As Submissões Ao Emmy (Pushing Daisies)
Pushing Daisies é a maior surpresa entre as séries dessa temporada. Não apenas por causa de sua inteligência em relação ao seu humor ou por causa da história super original, mas por causa de seu visual inovador e instigante – aproximando-se muito do conhecido estilo de Tim Burton. Afetada pela greve dos roteiristas, a primeira temporada de Pushing Daisies (que aqui no Brasil irá receber o subtítulo de “Um Toque de Vida”) teve somente nove episódios; contudo, isso não impediu que a série chamasse a atenção do público, que teve uma recepção muito boa. De certa forma, Pushing tinha vários fatores que não favoriam seu sucesso – não temos mentes conhecidas envolvidas no projeto e a história é original até demais para os padrões inventivos atuais. Aconteceu justamente o contrário, o seriado foi um grande sucesso e já é nome certo em pelo menos algumas categorias da próxima premiação do Emmy, cujos indicados serão revelados no próximo dia 17.
Infelizmente chego a conclusão que Pushing Daisies vai ter que se contentar apenas com algumas indicações. Recentemente se soube que a série foi finalista em duas categorias – atriz em série cômica e atriz coadjuvante em série cômica. Provavelmente Anna Friel e Kristin Chenoweth vão receber as indicações em suas respectivas categorias, mas ambas com chances quase nulas de ganhar. Já uma indicação para o seriado na categoria principal e sequer na categoria de melhor ator em seriado cômico já é algo bem incerto. A série não anda sendo muito cotada nem comentada para a festa, mas quem sabe não teremos uma surpresa? Pushing Daisies é merecedora de maior destaque, pois não é qualquer dia que enxergamos uma série cômica tão hipnotizante como essa. De qualquer forma, mesmo que não faça sucesso nas premiações, o público se encarregará de que ela seja para sempre lembrada.

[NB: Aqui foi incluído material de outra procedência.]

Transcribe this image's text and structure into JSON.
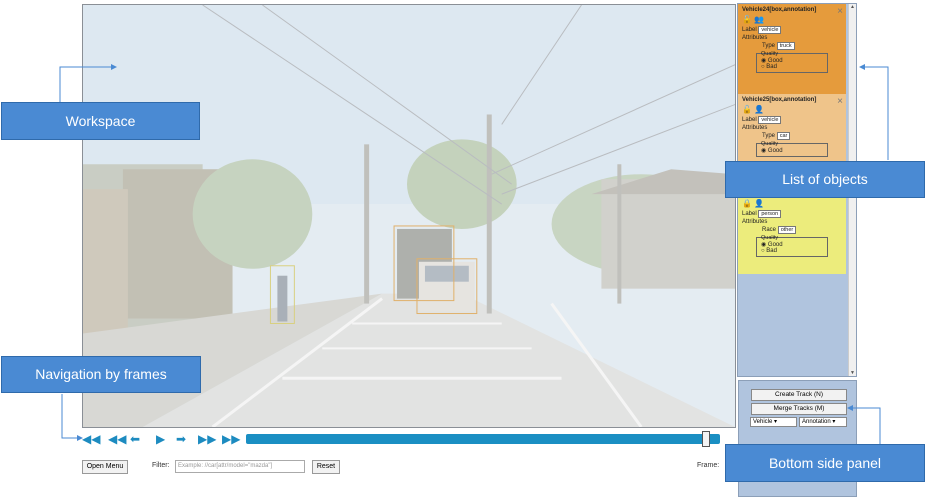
{
  "objects": [
    {
      "title": "Vehicle24[box,annotation]",
      "label_caption": "Label",
      "label_value": "vehicle",
      "attributes_caption": "Attributes",
      "attr_name": "Type",
      "attr_value": "truck",
      "quality_caption": "Quality",
      "options": [
        "Good",
        "Bad"
      ]
    },
    {
      "title": "Vehicle25[box,annotation]",
      "label_caption": "Label",
      "label_value": "vehicle",
      "attributes_caption": "Attributes",
      "attr_name": "Type",
      "attr_value": "car",
      "quality_caption": "Quality",
      "options": [
        "Good"
      ]
    },
    {
      "label_caption": "Label",
      "label_value": "person",
      "attributes_caption": "Attributes",
      "attr_name": "Race",
      "attr_value": "other",
      "quality_caption": "Quality",
      "options": [
        "Good",
        "Bad"
      ]
    }
  ],
  "bottom_panel": {
    "create_track": "Create Track (N)",
    "merge_tracks": "Merge Tracks (M)",
    "label_select": "Vehicle",
    "mode_select": "Annotation"
  },
  "bottom_bar": {
    "open_menu": "Open Menu",
    "filter_label": "Filter:",
    "filter_placeholder": "Example: //car[attr/model=\"mazda\"]",
    "reset": "Reset",
    "frame_label": "Frame:"
  },
  "callouts": {
    "workspace": "Workspace",
    "list_of_objects": "List of objects",
    "navigation": "Navigation by frames",
    "bottom_panel": "Bottom side panel"
  },
  "icons": {
    "close": "close-icon",
    "lock": "lock-icon",
    "person": "person-icon",
    "nav": [
      "first-frame-icon",
      "back-multi-icon",
      "prev-frame-icon",
      "back-step-icon",
      "play-icon",
      "next-frame-icon",
      "forward-multi-icon",
      "last-frame-icon"
    ]
  },
  "colors": {
    "accent": "#1a8fc3",
    "callout": "#4a8ad3",
    "sidebar": "#b0c4de",
    "obj1": "#e59b3c",
    "obj2": "#efc48a",
    "obj3": "#ecec7c"
  }
}
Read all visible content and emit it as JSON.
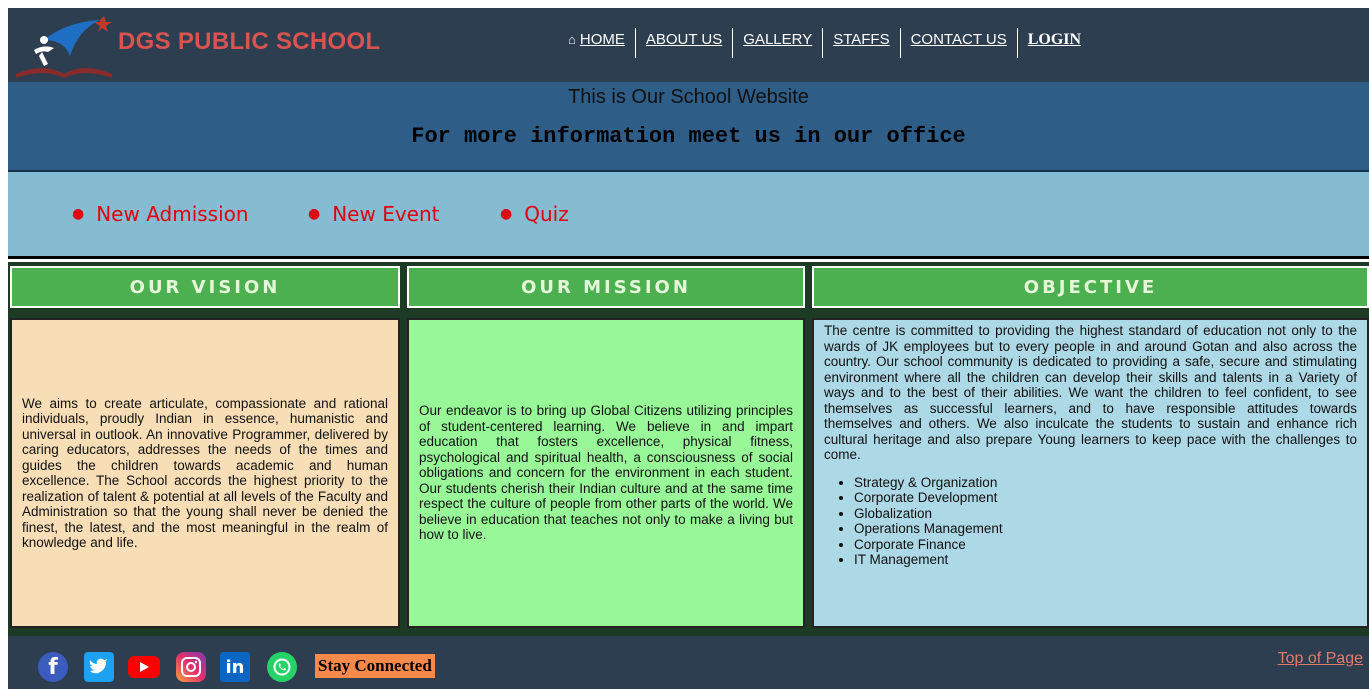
{
  "header": {
    "school_name": "DGS PUBLIC SCHOOL",
    "nav": [
      {
        "label": "HOME",
        "icon": "home-icon"
      },
      {
        "label": "ABOUT US"
      },
      {
        "label": "GALLERY"
      },
      {
        "label": "STAFFS"
      },
      {
        "label": "CONTACT US"
      },
      {
        "label": "LOGIN"
      }
    ]
  },
  "banner": {
    "title": "This is Our School Website",
    "subtitle": "For more information meet us in our office"
  },
  "notices": [
    "New Admission",
    "New Event",
    "Quiz"
  ],
  "sections": {
    "vision": {
      "heading": "OUR VISION",
      "text": "We aims to create articulate, compassionate and rational individuals, proudly Indian in essence, humanistic and universal in outlook. An innovative Programmer, delivered by caring educators, addresses the needs of the times and guides the children towards academic and human excellence. The School accords the highest priority to the realization of talent & potential at all levels of the Faculty and Administration so that the young shall never be denied the finest, the latest, and the most meaningful in the realm of knowledge and life."
    },
    "mission": {
      "heading": "OUR MISSION",
      "text": "Our endeavor is to bring up Global Citizens utilizing principles of student-centered learning. We believe in and impart education that fosters excellence, physical fitness, psychological and spiritual health, a consciousness of social obligations and concern for the environment in each student. Our students cherish their Indian culture and at the same time respect the culture of people from other parts of the world. We believe in education that teaches not only to make a living but how to live."
    },
    "objective": {
      "heading": "OBJECTIVE",
      "text": "The centre is committed to providing the highest standard of education not only to the wards of JK employees but to every people in and around Gotan and also across the country. Our school community is dedicated to providing a safe, secure and stimulating environment where all the children can develop their skills and talents in a Variety of ways and to the best of their abilities. We want the children to feel confident, to see themselves as successful learners, and to have responsible attitudes towards themselves and others. We also inculcate the students to sustain and enhance rich cultural heritage and also prepare Young learners to keep pace with the challenges to come.",
      "items": [
        "Strategy & Organization",
        "Corporate Development",
        "Globalization",
        "Operations Management",
        "Corporate Finance",
        "IT Management"
      ]
    }
  },
  "footer": {
    "social_icons": [
      "facebook-icon",
      "twitter-icon",
      "youtube-icon",
      "instagram-icon",
      "linkedin-icon",
      "whatsapp-icon"
    ],
    "stay_connected": "Stay Connected",
    "top_link": "Top of Page"
  },
  "colors": {
    "header_bg": "#2c3e50",
    "brand_red": "#d9534f",
    "banner_bg": "#2e5d87",
    "notice_bg": "#85bcd1",
    "notice_text": "#e0000f",
    "heading_green": "#4caf50",
    "vision_bg": "#f8deb6",
    "mission_bg": "#98f898",
    "objective_bg": "#add8e6",
    "stay_bg": "#f7894a"
  }
}
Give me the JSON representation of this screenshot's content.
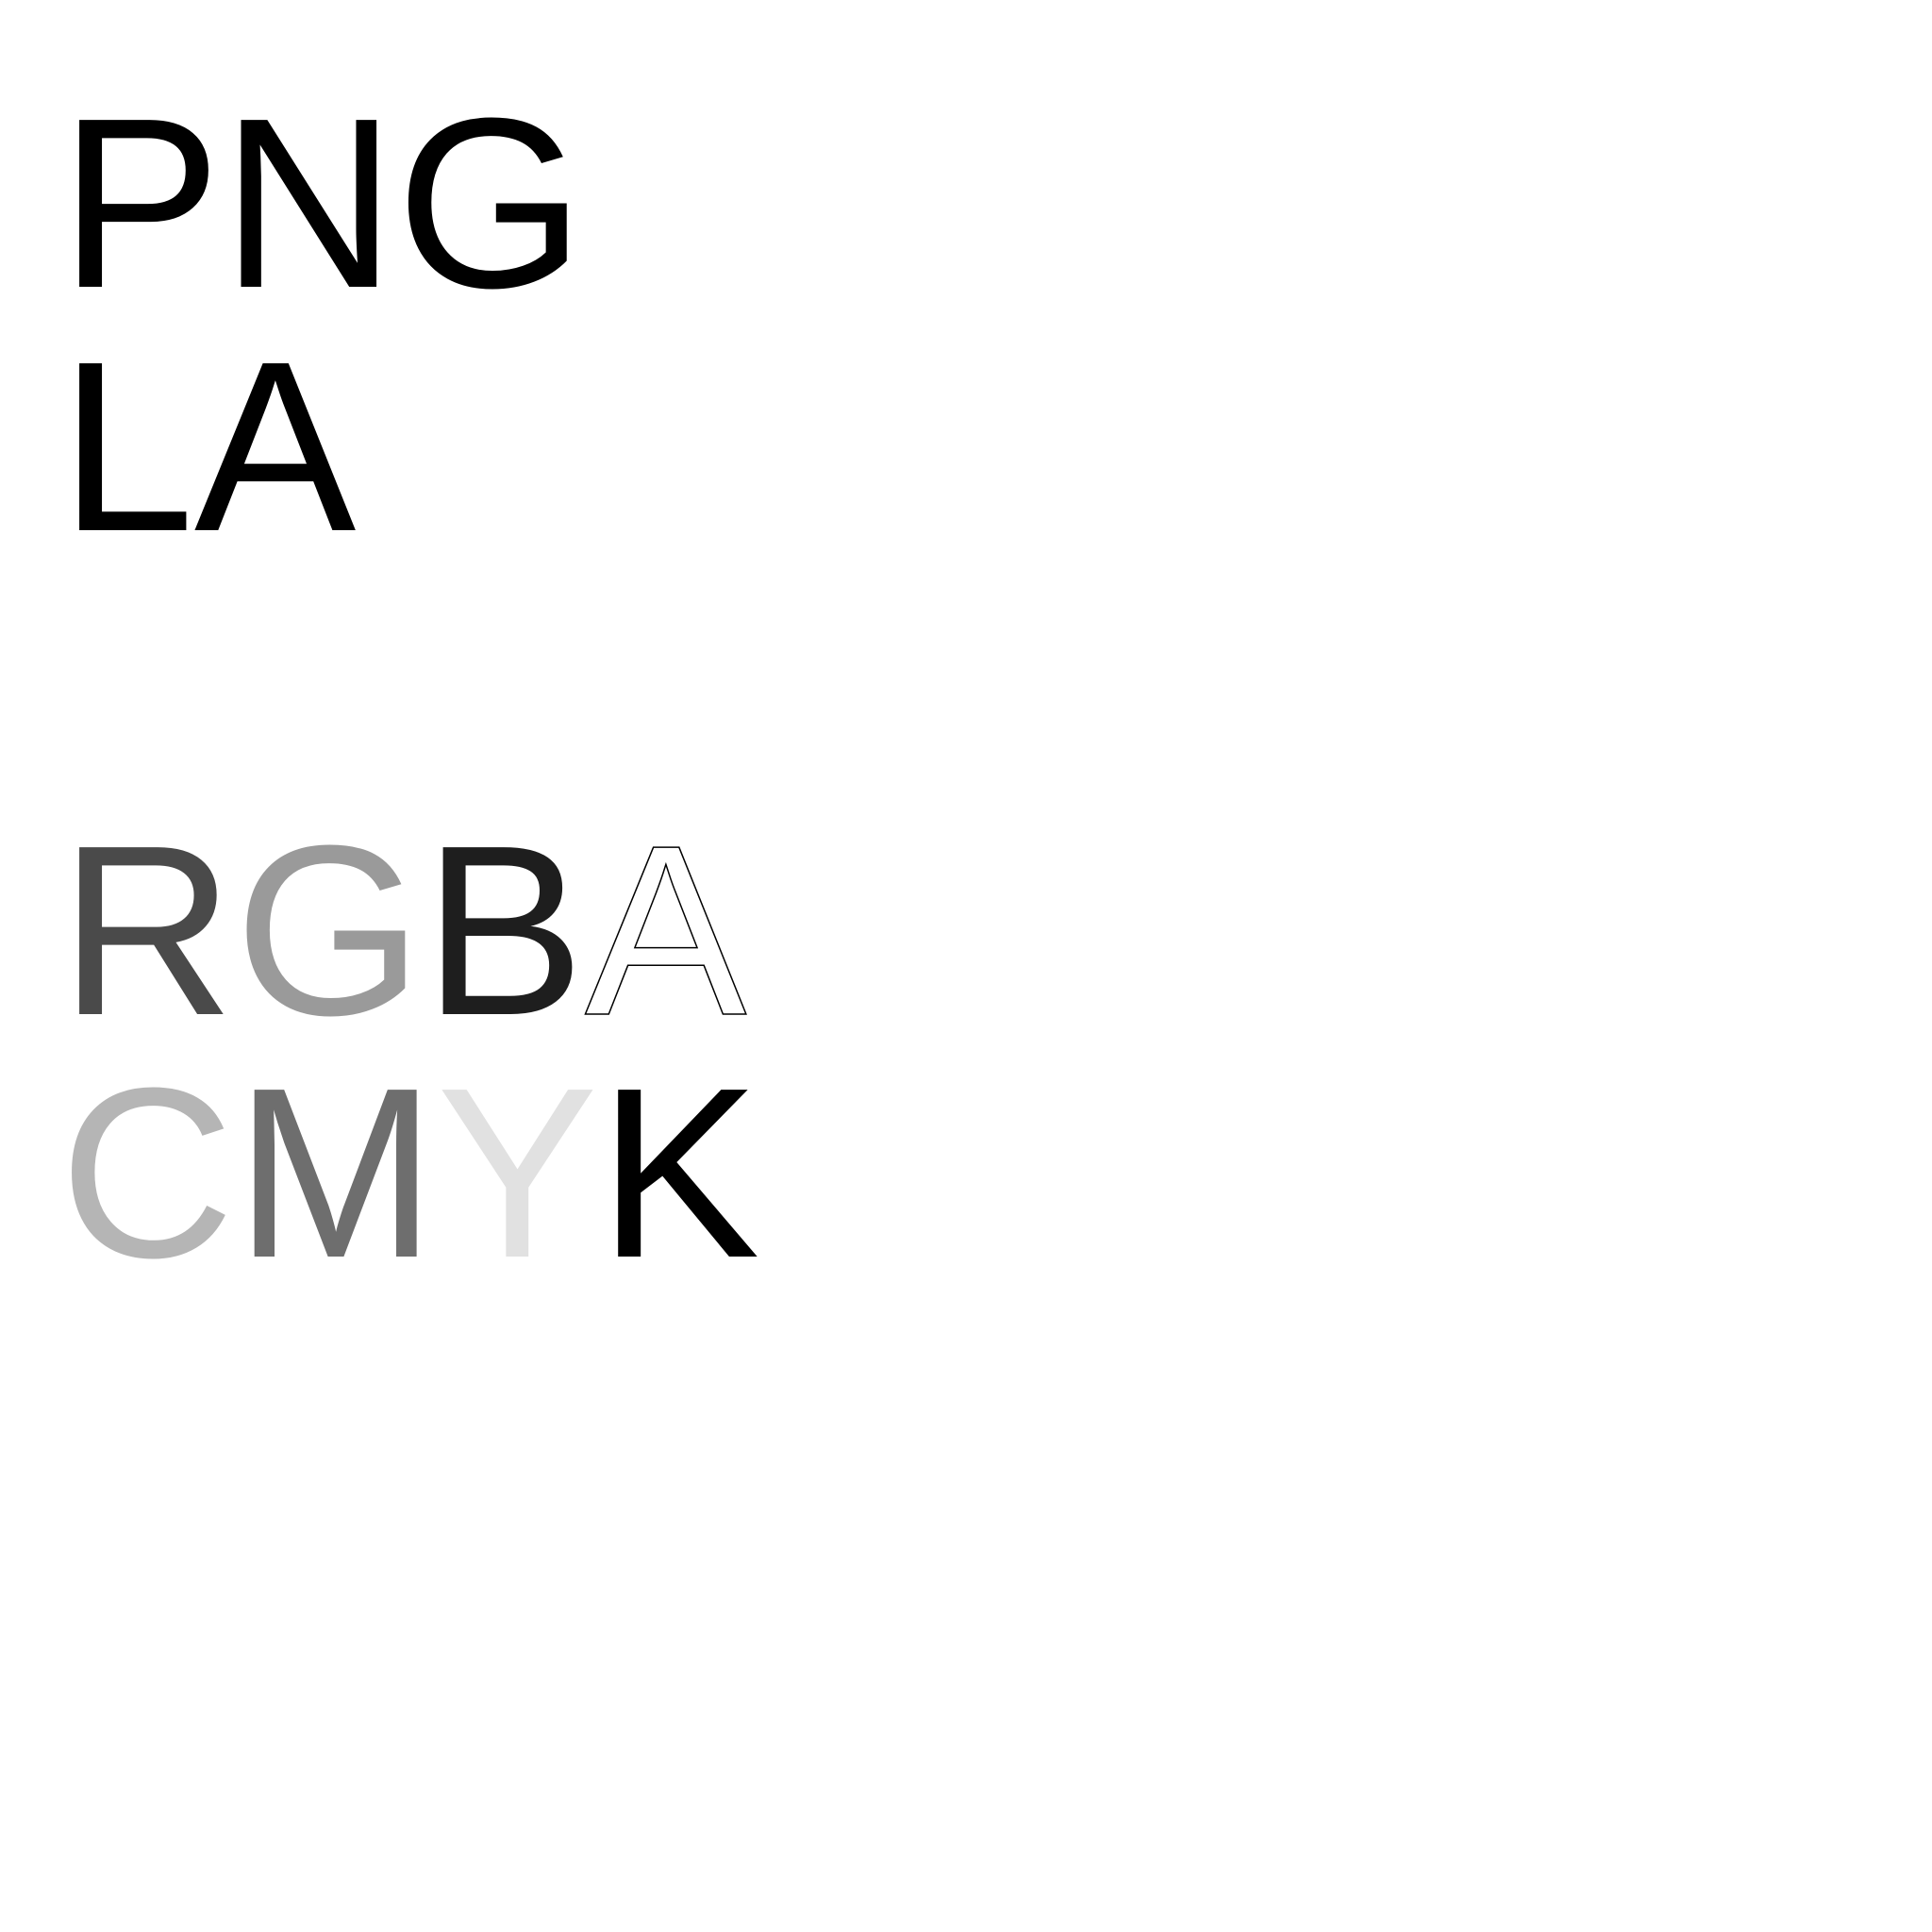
{
  "lines": {
    "png": {
      "text": "PNG",
      "color": "#000000"
    },
    "la": {
      "text": "LA",
      "color": "#000000"
    },
    "rgba": {
      "letters": [
        {
          "char": "R",
          "color": "#4a4a4a"
        },
        {
          "char": "G",
          "color": "#9a9a9a"
        },
        {
          "char": "B",
          "color": "#1e1e1e"
        },
        {
          "char": "A",
          "color": "#000000",
          "style": "outline"
        }
      ]
    },
    "cmyk": {
      "letters": [
        {
          "char": "C",
          "color": "#b5b5b5"
        },
        {
          "char": "M",
          "color": "#6e6e6e"
        },
        {
          "char": "Y",
          "color": "#e1e1e1"
        },
        {
          "char": "K",
          "color": "#000000"
        }
      ]
    }
  }
}
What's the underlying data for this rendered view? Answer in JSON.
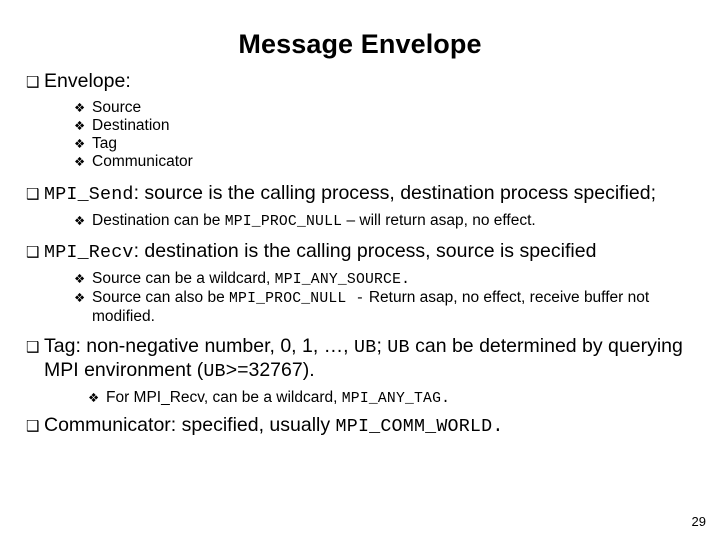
{
  "slide": {
    "title": "Message Envelope",
    "page_number": "29",
    "bullet_glyph_level1": "❑",
    "bullet_glyph_level2": "❖"
  },
  "envelope": {
    "heading": "Envelope:",
    "items": [
      "Source",
      "Destination",
      "Tag",
      "Communicator"
    ]
  },
  "send": {
    "api": "MPI_Send",
    "text": ": source is the calling process, destination process specified;",
    "sub": {
      "pre": "Destination can be ",
      "code": "MPI_PROC_NULL",
      "post": " – will return asap, no effect."
    }
  },
  "recv": {
    "api": "MPI_Recv",
    "text": ": destination is the calling process, source is specified",
    "sub1": {
      "pre": "Source can be a wildcard, ",
      "code": "MPI_ANY_SOURCE.",
      "post": ""
    },
    "sub2": {
      "pre": "Source can also be ",
      "code": "MPI_PROC_NULL -",
      "post": " Return asap, no effect, receive buffer not modified."
    }
  },
  "tag": {
    "part1": "Tag: non-negative number, 0, 1, …, ",
    "code1": "UB",
    "part2": "; ",
    "code2": "UB",
    "part3": " can be determined by querying MPI environment (",
    "code3": "UB",
    "part4": ">=32767).",
    "sub": {
      "pre": "For MPI_Recv, can be a wildcard, ",
      "code": "MPI_ANY_TAG.",
      "post": ""
    }
  },
  "communicator": {
    "pre": "Communicator: specified, usually ",
    "code": "MPI_COMM_WORLD.",
    "post": ""
  }
}
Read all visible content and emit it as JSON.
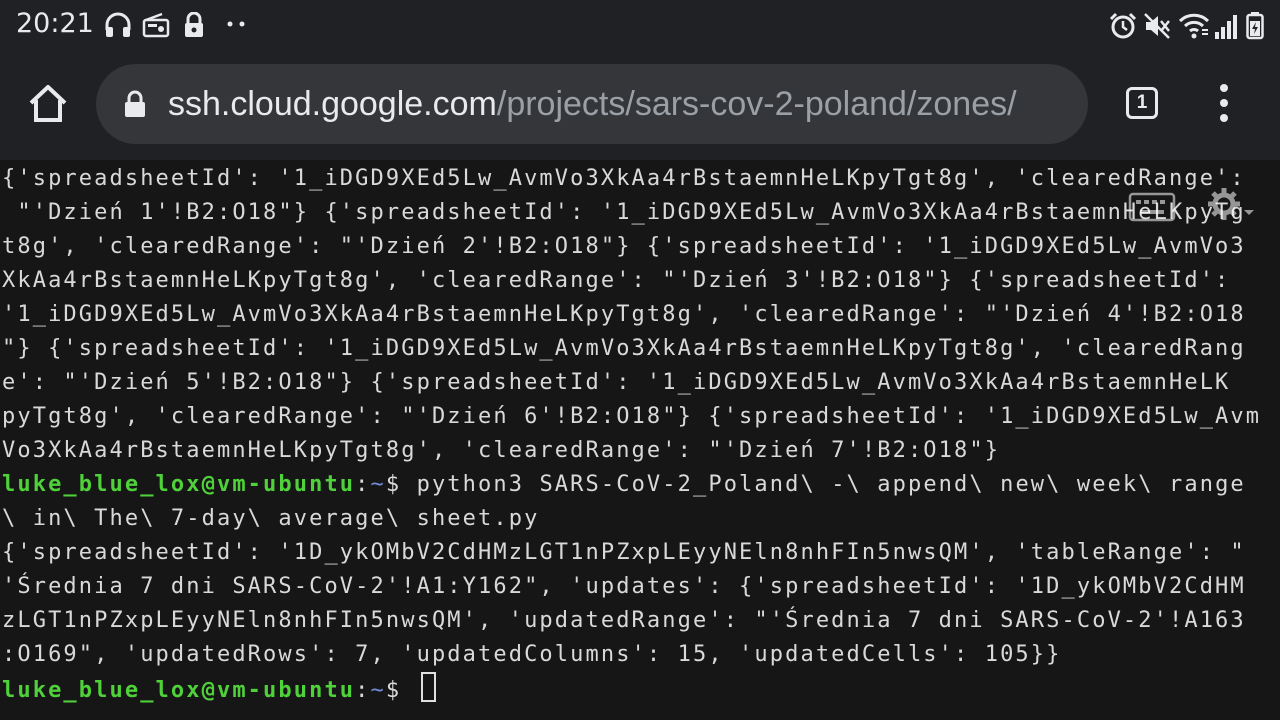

Os produtores da série resolveram investir mais no episódio piloto, Pie-Lette, o que certamente é uma ótima jogada, visto que é um dos melhores episódios do seriado.
COMEDY SERIES
Pushing Daisies – “Pie-Lette“
COMEDY LEAD ACTOR
Lee Pace – “Pie-Lette“
COMEDY LEAD ACTREES
Anna Friel – “Bitter Sweets“
COMEDY SUPPORTING ACTOR
Chi McBride – “Bitches“
COMEDY SUPPORTING ACTREES
Kristin Chenoweth – “Girth”
Ellen Greene – “Smell Of Success”
Swoosie Kurtz – “Smell Of Success”
COMEDY GUEST ACTOR
Brad Grunberg – “The Fun In Funeral”
Paul Reubens – “Smell Of Success”
Christopher Sieber – “Smell Of Success”
COMEDY DIRECTING
Barry Sonnenfeld – “Pie-Lette“
COMEDY WRITING
Bryan Fuller – “Pie-Lette“
As Submissões Ao Emmy (Damages)
É inegável, Damages é a série queridinha do momento. Mesmo que a fama do seriado gire praticamente toda em torno do marcante desempenho da Glenn Close como a poderosa e implacável Patty Hewes, a história foi começando a atingir um público mais amplo até se tornar uma das principais concorrentes a categoria principal do Emmy desse ano. Inclusive, arrisco a dizer que seja a que tenha mais chances de vencer. Também não é pra menos, Damages consegue ser o melhor drama jurídico já criado na televisão – unindo inteligente condução, excelentes desempenhos e um roteiro interessante. Confesso que apesar de eu ter muito respeito por esse trabalho, especialmente por ser muito bem construído, até agora não cheguei a ser cativado (visto que recém estou no episódio número quatro). Então, minhas visões e comentários sobre o seriado são bem limitados e expressam apenas o que Damages me transmitiu no pouco que assisti até o momento. Sem dúvida é uma série merecedora de seu sucesso, por mais que seu público seja limitado aos que apreciam uma trama complexa e cheia de detalhes.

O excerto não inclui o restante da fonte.